Я все еще не мог собраться с мыслями.

– Вы позволите мне остановиться на четверть часа в Сент-Брайде? – сказал я. – Мне необходимо переговорить с Карлайлем.

– Хоть на час, если вам это угодно. Я не скрою, что деньги, которые вы заплатите за место в карете, мне очень нужны.

А ведь вы могли бы даже опередить меня в Глазго, наняв верховую лошадь.

– Да! – вздохнул я. – Никогда не думал, что придется покинуть старую Шотландию!

– Это вас немножко расшевелит, – сказал он.

– Это будет злосчастное путешествие, – заметил я.
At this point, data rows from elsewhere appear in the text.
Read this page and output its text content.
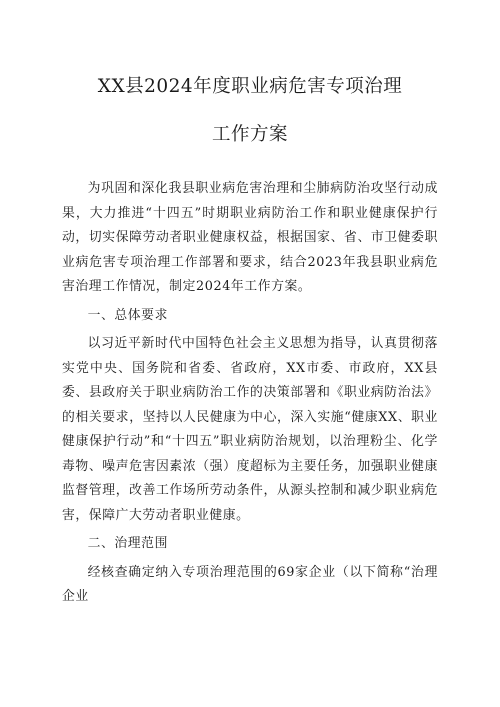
XX县2024年度职业病危害专项治理
工作方案

为巩固和深化我县职业病危害治理和尘肺病防治攻坚行动成果，大力推进“十四五”时期职业病防治工作和职业健康保护行动，切实保障劳动者职业健康权益，根据国家、省、市卫健委职业病危害专项治理工作部署和要求，结合2023年我县职业病危害治理工作情况，制定2024年工作方案。

一、总体要求

以习近平新时代中国特色社会主义思想为指导，认真贯彻落实党中央、国务院和省委、省政府，XX市委、市政府，XX县委、县政府关于职业病防治工作的决策部署和《职业病防治法》的相关要求，坚持以人民健康为中心，深入实施“健康XX、职业健康保护行动”和“十四五”职业病防治规划，以治理粉尘、化学毒物、噪声危害因素浓（强）度超标为主要任务，加强职业健康监督管理，改善工作场所劳动条件，从源头控制和减少职业病危害，保障广大劳动者职业健康。

二、治理范围

经核查确定纳入专项治理范围的69家企业（以下简称“治理企业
Особенно для вас, сэр. Мое сердце говорит мне об этом. И одно ясно: начинается оно с плохого предвестия.

– Ну, если уж вы взялись вещать, – сказал он, – то прислушайтесь-ка повнимательней.

Как раз в эту минуту налетел жестокий шквал с Солуэя и дождь забарабанил по стеклам.

– Ты знаешь, что все это значит, кудесник? – спросил он, по-шотландски выговаривая слова. – Это значит, что известного вам Маккеллара здорово укачает.

Добравшись до своей комнаты, я сидел в горестном смятении, прислушиваясь к реву бури, которая с особенной яростью налетала именно с этой стороны. Гнетущее уныние, ведьмовские завывания ветра в башенках, неистовые шквалы, от которых, казалось, дрожали толстые каменные стены дома, все это не давало мне спать. Я сидел с зажженной свечой, вглядываясь в черные стекла окна, через которое вот-вот грозила ворваться буря, и на этом пустом квадрате я видел то, что нас ожидало и от чего волосы у меня вставали дыбом. Ребенок развращен, семья развалена, мой хозяин мертв, или хуже чем мертв, моя хозяйка повергнута в отчаяние – все это ярко представлялось мне в черноте окна, и взвизги ветра точно насмехались над моей беспомощностью.

Глава девятаяПутешествие мистера Маккеллара с владетелем Баллантрэ

Заказанная карета подкатила к крыльцу в густом оседающем тумане. В молчании мы покинули Дэррисдир: дом стоял со струящимися водостоками и закрытыми ставнями – дом печали и запустения. Я заметил, что Баллантрэ высунулся в окно и глядел назад, на эти мокрые стены и мерцающую под дождем крышу, до тех пор, пока их совсем не скрыл туман. Мне кажется, что вполне понятная грусть охватила и его при этом прощании. Или это было предвидение конца? Во всяком случае, поднимаясь от Дэррисдира по длинному склону и шагая рядом со мной по лужам, он начал сперва насвистывать, а потом напевать одну из самых печальных песен наших краев – «Скиталец Вилли», которая всегда вызывала слезы у слушателей в харчевне.

Слов песни, которую он пел, я никогда не слышал, ни до того, ни после, но некоторые строки, особенно напоминавшие о нашем положении, навсегда запечатлелись в моей памяти. Одна строфа начиналась так:

Дом этот – наш дом был, полон милых сердцу.

Дом этот – наш дом был детских лет приют.

А кончалась примерно так:

И теперь средь вересков ветхою руиной

Он стоит, заброшенный, обомшелый дом.

Позаброшен дом наш, пуст он и покинут

Смелыми и верными, выросшими в нем.

Я не судья поэтическим достоинствам этих стихов, они для меня связаны с меланхолией окружавшей меня обстановки и были мастерски пропеты (или, вернее, «сказаны») в самый подходящий момент. Он посмотрел на меня и увидел слезы на моих глазах.